Love this? Save it for later!
Share the inspiration with your friends
„Warum machst du eigentlich nicht einfach die Füllung vorher fertig und lässt sie über Nacht ziehen?”, fragte meine Nachbarin Greta, während ich hektisch Kastanien für den Erntedank-Braten hackte. Ich startete eine gut gemeinte Erklärung, warum das bei meinem Rezept nicht funktionieren würde – die Feuchtigkeit, die Aromen, die Konsistenz. Dann hielt ich inne. Greta kocht seit 50 Jahren mit ruhiger Hand und einem Lächeln. Wer war ich, um zu widersprechen?
Also probierte ich es. Ich bereitete die cremige Maronen-Füllung am Vorabend zu, ließ sie abgedeckt im Kühlschrank ruhen und stopfte sie am nächsten Morgen in den Braten. Und wissen Sie was? Es war der saftigste, aromatischste Erntedank-Braten meines Lebens. Die Füllung war nicht nur durchgezogen, sie hatte eine Tiefe, die ich mit meiner „Frisch-in-den-Ofen-Methode” nie erreicht hatte. Ich stand da, mit meinem teuren Fleischthermometer in der Hand, und musste zugeben: Die einfachste Idee war die beste.
Seit diesem Tag – es war übrigens ein verregneter Donnerstag im Oktober – mache ich die Füllung immer am Vortag. Der Braten selbst wird dadurch nicht nur saftiger, sondern die Aromen von Maronen, Thymian und einem Hauch Muskat verbinden sich zu etwas Magischem. Vielleicht haben Sie ja auch schon mal eine Küchenweisheit in Frage gestellt, die sich dann als goldrichtig herausstellte? Genau darum geht es bei diesem Rezept. Es ist nicht nur ein weiterer Braten – es ist der, der mich gelehrt hat, manchmal einfach loszulassen und auf die Stimme der Erfahrung zu hören. Und genau deshalb mache ich ihn jedes Jahr wieder.
Warum Sie diesen Erntedank-Braten lieben werden
Dieser saftige Erntedank-Braten mit cremiger Maronen-Füllung ist kein gewöhnliches Sonntagsessen. Er ist das Ergebnis von etwa 15 Testdurchläufen, etlichen verbratenen Nüssen und einer großen Portion Hartnäckigkeit.

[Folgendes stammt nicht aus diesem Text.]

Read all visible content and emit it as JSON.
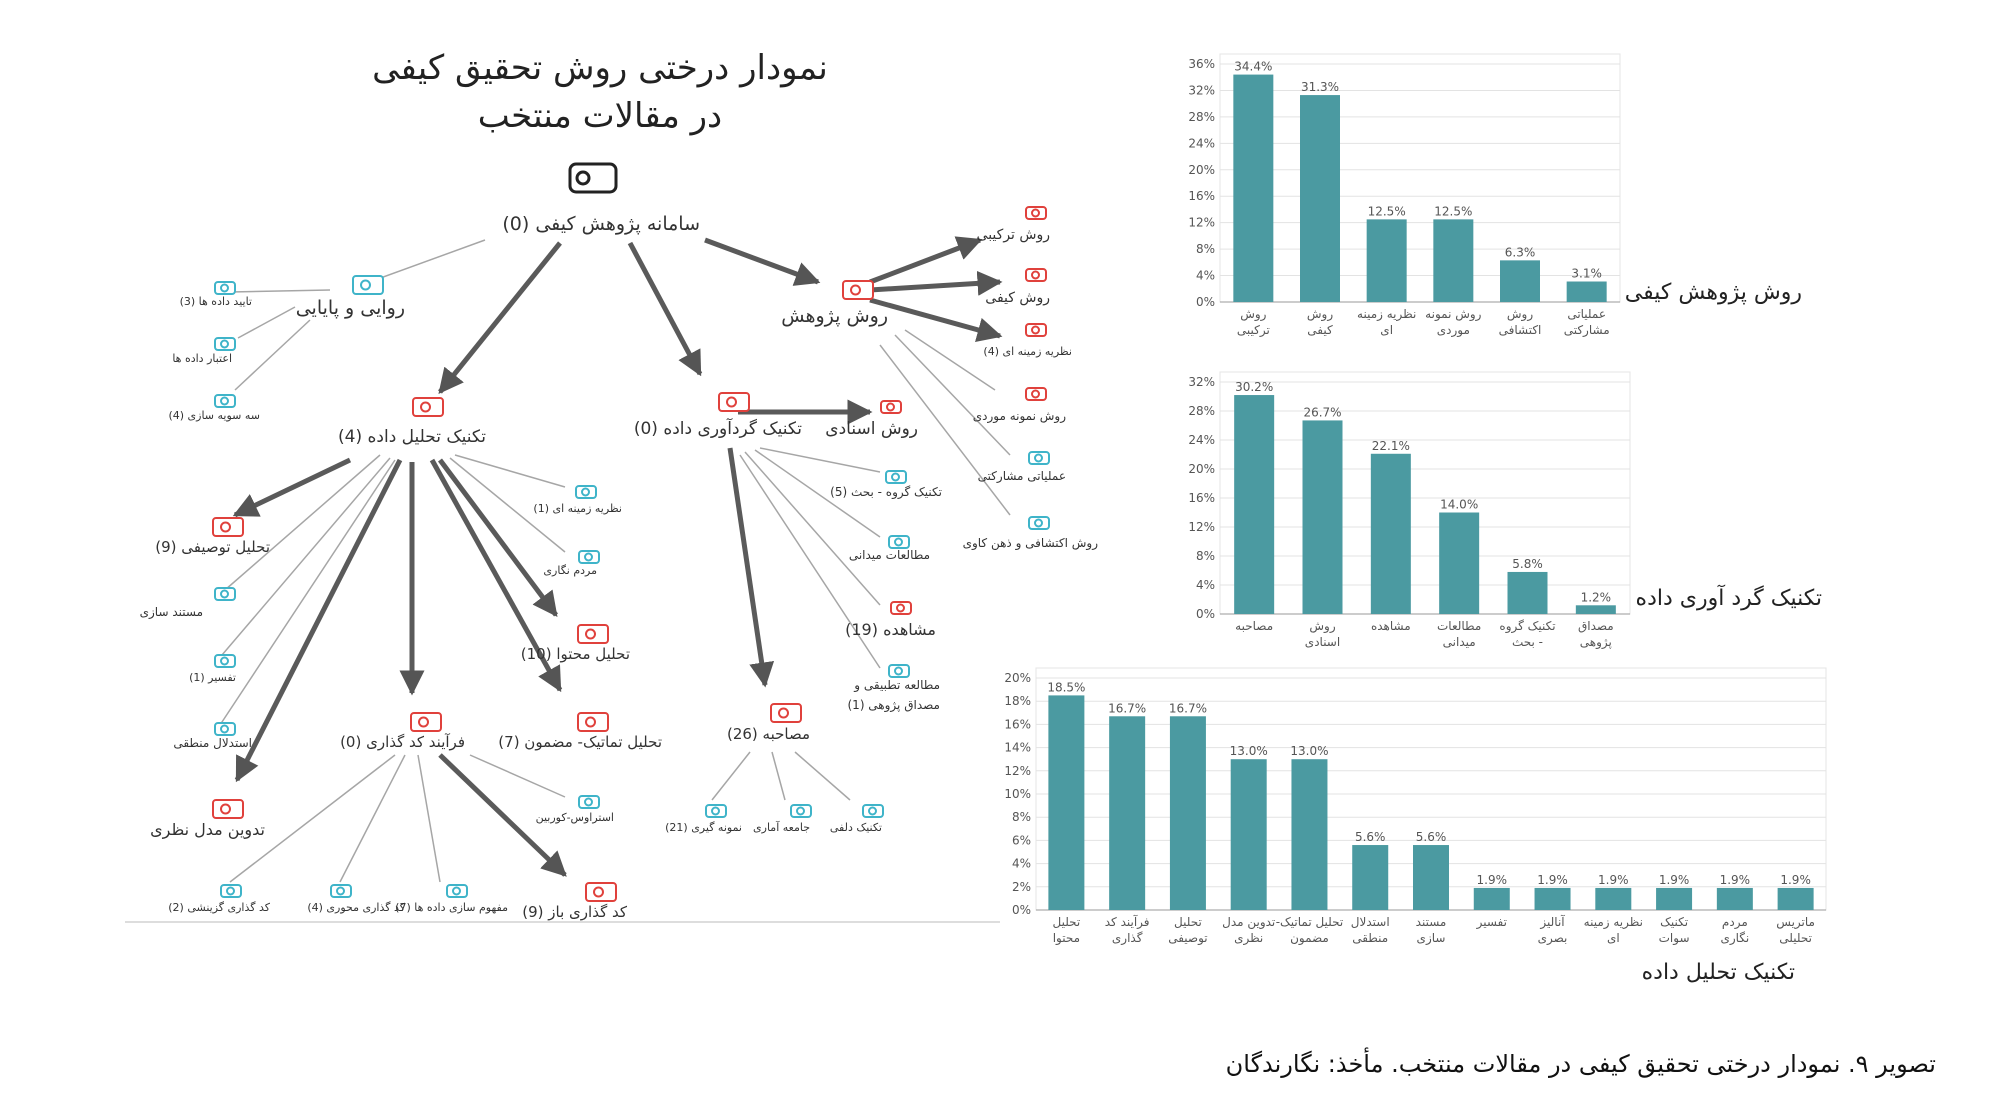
{
  "tree": {
    "title_line1": "نمودار درختی روش تحقیق کیفی",
    "title_line2": "در مقالات منتخب",
    "root_label": "سامانه پژوهش کیفی (0)",
    "nodes": {
      "validity": "روایی و پایایی",
      "v1": "تایید داده ها (3)",
      "v2": "اعتبار داده ها",
      "v3": "سه سویه سازی (4)",
      "method": "روش پژوهش",
      "m1": "روش ترکیبی",
      "m2": "روش کیفی",
      "m3": "نظریه زمینه ای (4)",
      "m4": "روش نمونه موردی",
      "m5": "عملیاتی مشارکتی",
      "m6": "روش اکتشافی و ذهن کاوی",
      "analysis": "تکنیک تحلیل داده (4)",
      "collection": "تکنیک گردآوری داده (0)",
      "a_desc": "تحلیل توصیفی (9)",
      "a_doc": "مستند سازی",
      "a_interp": "تفسیر (1)",
      "a_logic": "استدلال منطقی",
      "a_model": "تدوین مدل نظری",
      "a_grounded": "نظریه زمینه ای (1)",
      "a_ethno": "مردم نگاری",
      "a_content": "تحلیل محتوا (10)",
      "a_thematic": "تحلیل تماتیک- مضمون (7)",
      "coding": "فرآیند کد گذاری (0)",
      "c_select": "کد گذاری گزینشی (2)",
      "c_axial": "کد گذاری محوری (4)",
      "c_concept": "مفهوم سازی داده ها (7)",
      "c_open": "کد گذاری باز (9)",
      "c_strauss": "استراوس-کوربین",
      "d_doc": "روش اسنادی",
      "d_focus": "تکنیک گروه - بحث (5)",
      "d_field": "مطالعات میدانی",
      "d_obs": "مشاهده (19)",
      "d_applied": "مطالعه تطبیقی و",
      "d_applied2": "مصداق پژوهی (1)",
      "interview": "مصاحبه (26)",
      "i_sample": "نمونه گیری (21)",
      "i_pop": "جامعه آماری",
      "i_delphi": "تکنیک دلفی"
    }
  },
  "side_labels": {
    "chart1": "روش پژوهش کیفی",
    "chart2": "تکنیک گرد آوری داده",
    "chart3": "تکنیک تحلیل داده"
  },
  "caption": "تصویر ۹. نمودار درختی تحقیق کیفی در مقالات منتخب. مأخذ: نگارندگان",
  "colors": {
    "bar": "#4b9aa1",
    "grid": "#e3e3e3",
    "red_icon": "#e0413c",
    "blue_icon": "#3fb4c9",
    "arrow": "#666666"
  },
  "chart_data": [
    {
      "type": "bar",
      "categories": [
        "روش ترکیبی",
        "روش کیفی",
        "نظریه زمینه ای",
        "روش نمونه موردی",
        "روش اکتشافی",
        "عملیاتی مشارکتی"
      ],
      "values": [
        34.4,
        31.3,
        12.5,
        12.5,
        6.3,
        3.1
      ],
      "value_labels": [
        "34.4%",
        "31.3%",
        "12.5%",
        "12.5%",
        "6.3%",
        "3.1%"
      ],
      "yticks": [
        "0%",
        "4%",
        "8%",
        "12%",
        "16%",
        "20%",
        "24%",
        "28%",
        "32%",
        "36%"
      ],
      "ylim": [
        0,
        36
      ],
      "grid": true
    },
    {
      "type": "bar",
      "categories": [
        "مصاحبه",
        "روش اسنادی",
        "مشاهده",
        "مطالعات میدانی",
        "تکنیک گروه - بحث",
        "مصداق پژوهی"
      ],
      "values": [
        30.2,
        26.7,
        22.1,
        14.0,
        5.8,
        1.2
      ],
      "value_labels": [
        "30.2%",
        "26.7%",
        "22.1%",
        "14.0%",
        "5.8%",
        "1.2%"
      ],
      "yticks": [
        "0%",
        "4%",
        "8%",
        "12%",
        "16%",
        "20%",
        "24%",
        "28%",
        "32%"
      ],
      "ylim": [
        0,
        32
      ],
      "grid": true
    },
    {
      "type": "bar",
      "categories": [
        "تحلیل محتوا",
        "فرآیند کد گذاری",
        "تحلیل توصیفی",
        "تدوین مدل نظری",
        "تحلیل تماتیک- مضمون",
        "استدلال منطقی",
        "مستند سازی",
        "تفسیر",
        "آنالیز بصری",
        "نظریه زمینه ای",
        "تکنیک سوات",
        "مردم نگاری",
        "ماتریس تحلیلی"
      ],
      "values": [
        18.5,
        16.7,
        16.7,
        13.0,
        13.0,
        5.6,
        5.6,
        1.9,
        1.9,
        1.9,
        1.9,
        1.9,
        1.9
      ],
      "value_labels": [
        "18.5%",
        "16.7%",
        "16.7%",
        "13.0%",
        "13.0%",
        "5.6%",
        "5.6%",
        "1.9%",
        "1.9%",
        "1.9%",
        "1.9%",
        "1.9%",
        "1.9%"
      ],
      "yticks": [
        "0%",
        "2%",
        "4%",
        "6%",
        "8%",
        "10%",
        "12%",
        "14%",
        "16%",
        "18%",
        "20%"
      ],
      "ylim": [
        0,
        20
      ],
      "grid": true
    }
  ]
}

Ich habe ihn für meine Familie entwickelt, aber auch für alle, die denken, dass Braten trocken und Füllung langweilig sein muss. Falsch gedacht!
- Saftig bis zur letzten Scheibe: Dank einer speziellen Vorbereitung der Füllung und einer Niedrigtemperatur-Garmethode bleibt das Fleisch butterzart. Kein trockenes Stück mehr – versprochen.
- Cremige Füllung mit Biss: Die Maronen werden nicht püriert, sondern fein gehackt und mit Sahne, Ei und frischen Kräutern vermengt. So entsteht eine Füllung, die innen schön cremig ist, aber noch Struktur hat.
- Einfache, aber raffinierte Zutaten: Sie brauchen keine exotischen Gewürze. Die meisten Zutaten haben Sie zu Hause oder bekommen Sie im Supermarkt. Die Maronen gibt es vakuumiert oder im Glas – kein mühsames Schälen mehr.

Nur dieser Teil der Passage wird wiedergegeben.